In the summer 2010 of Coppola left for US Lecce in temporary deal for €400,000; however, the loan contract also included a bonus deal that Parma paid Lecce €600,000 as premi di valorizzazione, effectively made Parma had to subsidy the loan deal for €200,000 cash.

In the summer of 2011 Coppola left for Empoli F.C. for €300,000 in temporary deal, co-currently Gianluca Musacci moved to Parma also in temporary deal for €300,000.

===Siena return===
In June 2012, he returned to Siena from Parma in a co-ownership deal; however, it was a financial success only.

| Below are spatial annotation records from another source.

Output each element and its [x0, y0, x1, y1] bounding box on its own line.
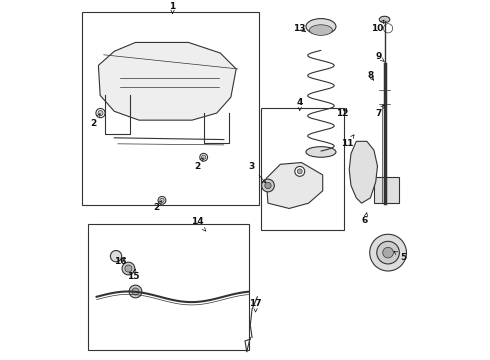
Text: 5: 5	[394, 251, 406, 262]
Circle shape	[158, 197, 166, 204]
Circle shape	[129, 285, 142, 298]
Circle shape	[297, 169, 302, 174]
Circle shape	[377, 241, 399, 264]
Circle shape	[96, 108, 105, 118]
Circle shape	[160, 198, 164, 202]
Text: 8: 8	[368, 72, 373, 81]
Text: 2: 2	[91, 114, 100, 128]
Circle shape	[200, 153, 208, 161]
Text: 3: 3	[248, 162, 266, 183]
Bar	[261, 108, 344, 230]
Circle shape	[384, 24, 392, 33]
Polygon shape	[98, 42, 236, 120]
Polygon shape	[266, 163, 323, 208]
Ellipse shape	[310, 25, 332, 35]
Text: 17: 17	[249, 300, 262, 312]
Ellipse shape	[306, 147, 336, 157]
Bar	[88, 224, 248, 350]
Circle shape	[295, 166, 305, 176]
Ellipse shape	[379, 16, 390, 23]
Circle shape	[262, 179, 274, 192]
Text: 4: 4	[296, 98, 303, 111]
Text: 16: 16	[114, 257, 127, 266]
Circle shape	[383, 247, 393, 258]
Circle shape	[201, 155, 206, 159]
Circle shape	[110, 251, 122, 262]
Text: 10: 10	[371, 20, 384, 33]
Polygon shape	[349, 141, 377, 203]
Circle shape	[132, 288, 139, 295]
Text: 14: 14	[191, 217, 206, 231]
Text: 2: 2	[194, 158, 203, 171]
Text: 12: 12	[336, 108, 348, 118]
Text: 1: 1	[170, 1, 176, 14]
Text: 9: 9	[375, 52, 385, 62]
Circle shape	[370, 234, 406, 271]
Circle shape	[98, 111, 103, 116]
Ellipse shape	[306, 19, 336, 35]
Polygon shape	[374, 177, 399, 203]
Text: 7: 7	[375, 105, 384, 118]
Circle shape	[122, 262, 135, 275]
Text: 6: 6	[362, 213, 368, 225]
Bar	[82, 12, 259, 205]
Text: 11: 11	[341, 135, 354, 148]
Text: 15: 15	[127, 269, 140, 281]
Text: 13: 13	[294, 24, 306, 33]
Circle shape	[265, 182, 271, 189]
Text: 2: 2	[153, 201, 162, 212]
Circle shape	[125, 265, 132, 272]
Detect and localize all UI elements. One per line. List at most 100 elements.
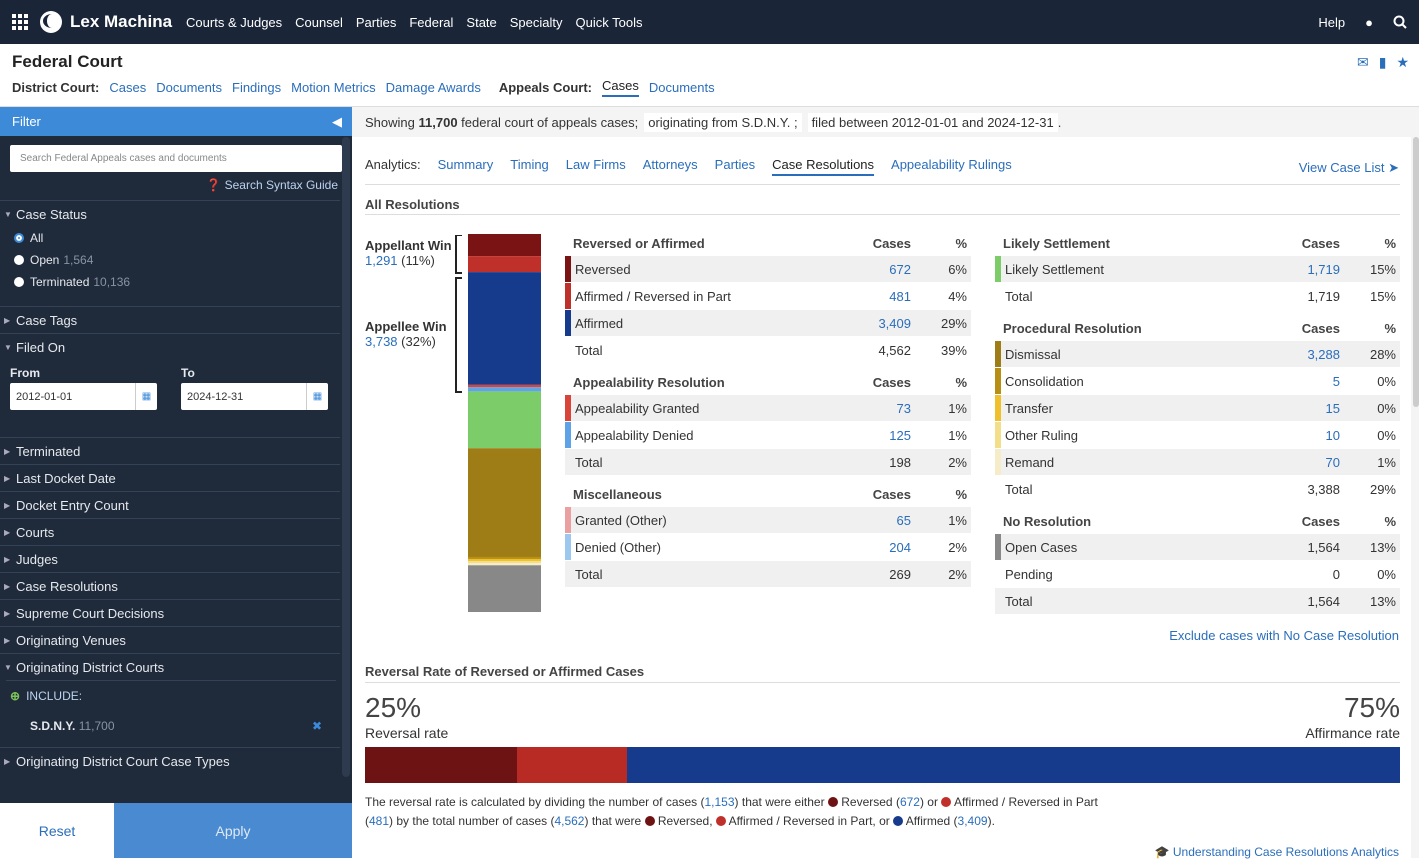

Coppola wore no.5 shirt for Siena; however, Coppola again failed to adapt to Serie A football; even Siena was struggling in the bottom.

===Cesena===
In January 2013, he left for AC Cesena in temporary deal; the deal was extended on 4 July 2013. In June 2014 the co-ownership between Siena and Parma on Coppola was renewed again. On 15 July 2014, Siena officially expelled from Serie B due to financial difficulties, thus Coppola became a free agent. On 23 July 2014, Coppola signed a one-year contract with Serie A newcomers Cesena.

===Catania===
On 13 January 2015, Coppola was transferred to Serie B club Calcio Catania on a 1 1/2-year contract. Catania was relegated at the start of 2015–16 season due to match fixing scandal, thus Coppola left the club.

===Ternana===
On 27 August 2015, Coppolla was signed by Serie B club Ternana Calcio in a one-year deal.